FIG. 1.

In vivo interaction of K8 and CBP. (A) The coimmunoprecipitation of in vivo-synthesized K8 and CBP was analyzed by Western blotting. 293T cells were transfected with an HA-tagged CBP expression vector and either a blank (pEBG) vector or an expression vector carrying GST-fused K8 (pEBG-K8). The cells were harvested, lysed, and precipitated with either anti-HA antibody (α-HA) or anti-GST antibody (α-GST), and protein G resin. The proteins were analyzed by SDS-PAGE and immunoblotted with anti-HA or anti-GST antibodies. (B) Coimmunoprecipitation assay in the KSHV-positive BCBL-1 cell lines.

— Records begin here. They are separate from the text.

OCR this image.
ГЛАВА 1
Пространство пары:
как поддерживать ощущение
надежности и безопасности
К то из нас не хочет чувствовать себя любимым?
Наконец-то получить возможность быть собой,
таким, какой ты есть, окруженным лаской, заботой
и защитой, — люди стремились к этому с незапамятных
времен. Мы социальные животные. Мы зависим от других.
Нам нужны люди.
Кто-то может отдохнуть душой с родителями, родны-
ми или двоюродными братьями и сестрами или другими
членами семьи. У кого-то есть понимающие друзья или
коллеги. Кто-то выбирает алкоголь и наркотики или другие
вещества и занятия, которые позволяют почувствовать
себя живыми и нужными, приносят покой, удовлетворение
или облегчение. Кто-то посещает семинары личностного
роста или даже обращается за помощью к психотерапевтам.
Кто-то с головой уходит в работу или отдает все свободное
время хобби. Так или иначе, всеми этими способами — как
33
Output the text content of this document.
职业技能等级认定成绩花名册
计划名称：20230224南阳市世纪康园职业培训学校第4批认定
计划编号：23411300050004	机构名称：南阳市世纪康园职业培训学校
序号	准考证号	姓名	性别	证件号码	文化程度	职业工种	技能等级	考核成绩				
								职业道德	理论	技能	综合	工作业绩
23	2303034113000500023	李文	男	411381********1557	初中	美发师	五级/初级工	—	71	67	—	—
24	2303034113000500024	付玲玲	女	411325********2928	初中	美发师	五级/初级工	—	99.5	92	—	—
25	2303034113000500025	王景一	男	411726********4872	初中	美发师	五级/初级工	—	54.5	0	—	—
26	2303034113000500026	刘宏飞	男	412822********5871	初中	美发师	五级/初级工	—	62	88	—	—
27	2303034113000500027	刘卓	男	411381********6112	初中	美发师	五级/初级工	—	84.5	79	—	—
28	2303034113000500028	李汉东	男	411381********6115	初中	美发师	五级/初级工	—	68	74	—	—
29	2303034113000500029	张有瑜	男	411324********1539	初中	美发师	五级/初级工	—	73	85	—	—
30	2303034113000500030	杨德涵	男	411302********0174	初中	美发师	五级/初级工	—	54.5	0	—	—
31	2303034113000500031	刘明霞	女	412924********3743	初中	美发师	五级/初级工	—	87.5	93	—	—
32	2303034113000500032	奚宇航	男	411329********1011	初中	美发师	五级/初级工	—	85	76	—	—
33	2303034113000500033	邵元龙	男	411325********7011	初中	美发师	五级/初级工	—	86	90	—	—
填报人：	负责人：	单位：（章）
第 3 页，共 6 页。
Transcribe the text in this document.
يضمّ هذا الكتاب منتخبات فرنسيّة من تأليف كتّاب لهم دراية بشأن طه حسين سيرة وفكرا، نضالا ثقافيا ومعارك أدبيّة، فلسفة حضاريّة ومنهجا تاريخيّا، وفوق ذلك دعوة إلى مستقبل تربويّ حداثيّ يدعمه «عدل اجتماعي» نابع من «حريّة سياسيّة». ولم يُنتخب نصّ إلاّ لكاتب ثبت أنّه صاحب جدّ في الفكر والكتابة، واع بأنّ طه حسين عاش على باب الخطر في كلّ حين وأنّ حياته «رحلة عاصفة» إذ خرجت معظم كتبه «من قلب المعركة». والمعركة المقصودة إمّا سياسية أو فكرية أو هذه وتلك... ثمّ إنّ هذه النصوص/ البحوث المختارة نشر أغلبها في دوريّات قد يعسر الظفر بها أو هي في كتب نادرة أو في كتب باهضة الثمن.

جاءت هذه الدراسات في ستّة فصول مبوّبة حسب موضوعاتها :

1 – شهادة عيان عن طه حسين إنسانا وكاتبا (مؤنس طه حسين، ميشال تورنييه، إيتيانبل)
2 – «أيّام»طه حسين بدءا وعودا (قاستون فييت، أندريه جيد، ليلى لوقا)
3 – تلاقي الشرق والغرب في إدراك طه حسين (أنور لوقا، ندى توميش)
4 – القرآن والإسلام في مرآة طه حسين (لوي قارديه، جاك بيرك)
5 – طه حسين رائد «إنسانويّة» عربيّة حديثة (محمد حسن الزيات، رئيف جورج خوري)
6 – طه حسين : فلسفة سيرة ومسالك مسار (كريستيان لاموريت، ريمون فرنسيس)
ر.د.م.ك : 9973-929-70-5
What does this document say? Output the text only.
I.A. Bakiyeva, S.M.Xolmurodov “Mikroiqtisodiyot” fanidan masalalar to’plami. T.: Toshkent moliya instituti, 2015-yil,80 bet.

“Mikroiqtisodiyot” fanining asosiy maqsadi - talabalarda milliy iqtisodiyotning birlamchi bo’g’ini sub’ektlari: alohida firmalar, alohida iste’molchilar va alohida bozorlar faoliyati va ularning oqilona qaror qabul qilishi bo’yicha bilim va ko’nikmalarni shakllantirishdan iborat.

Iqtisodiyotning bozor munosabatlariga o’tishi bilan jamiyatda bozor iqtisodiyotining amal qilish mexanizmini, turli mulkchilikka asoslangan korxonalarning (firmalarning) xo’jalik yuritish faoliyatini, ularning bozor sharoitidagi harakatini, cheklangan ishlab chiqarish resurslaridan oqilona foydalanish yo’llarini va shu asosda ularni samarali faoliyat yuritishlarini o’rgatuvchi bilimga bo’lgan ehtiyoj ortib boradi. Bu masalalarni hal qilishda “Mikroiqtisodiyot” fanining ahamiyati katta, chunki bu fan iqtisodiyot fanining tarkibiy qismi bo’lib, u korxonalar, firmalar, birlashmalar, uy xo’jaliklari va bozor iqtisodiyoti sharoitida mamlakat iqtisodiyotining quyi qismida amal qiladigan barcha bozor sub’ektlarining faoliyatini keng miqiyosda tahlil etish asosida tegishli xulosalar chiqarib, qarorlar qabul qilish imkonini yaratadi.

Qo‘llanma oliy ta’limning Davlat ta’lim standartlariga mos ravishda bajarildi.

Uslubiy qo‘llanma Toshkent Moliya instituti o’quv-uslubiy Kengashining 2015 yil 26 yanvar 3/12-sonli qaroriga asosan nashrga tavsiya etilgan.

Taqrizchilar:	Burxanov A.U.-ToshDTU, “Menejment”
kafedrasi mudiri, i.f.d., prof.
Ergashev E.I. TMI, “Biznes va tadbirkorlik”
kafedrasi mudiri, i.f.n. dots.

The BJAB cell lines were used as a KSHV-negative control. BCBL-1 cell lines, with or without TPA induction (48 h), were harvested, and the appropriate lysates were precipitated and immunoblotted with either CBP-specific monoclonal antibody (α-CBP) or rabbit polyclonal anti-K8 antibody (α-K8), respectively. (C) K8 colocalizes with CBP in 293T cells. The GFP-K8 and HA-CBP expression vectors were transfected into 293T cells. Cells were fixed and immunostained 48 h after transfection. HA-CBP was detected using a rhodamine-conjugated secondary antibody against a mouse monoclonal HA antibody. (D) Colocalization of K8 and CBP in BCBL-1 cells. For the expression of lytic gene product K8, BCBL-1 cells were treated with TPA for 48 h. K8 was detected by indirect immunofluorescence using a rabbit anti-K8 antibody as a primary antibody and FITC-conjugated goat anti-rabbit IgG as a secondary antibody. CBP was detected with a mouse CBP-specific monoclonal antibody and TRITC-conjugated goat anti-mouse IgG. The nucleus of the cell was stained with DAPI.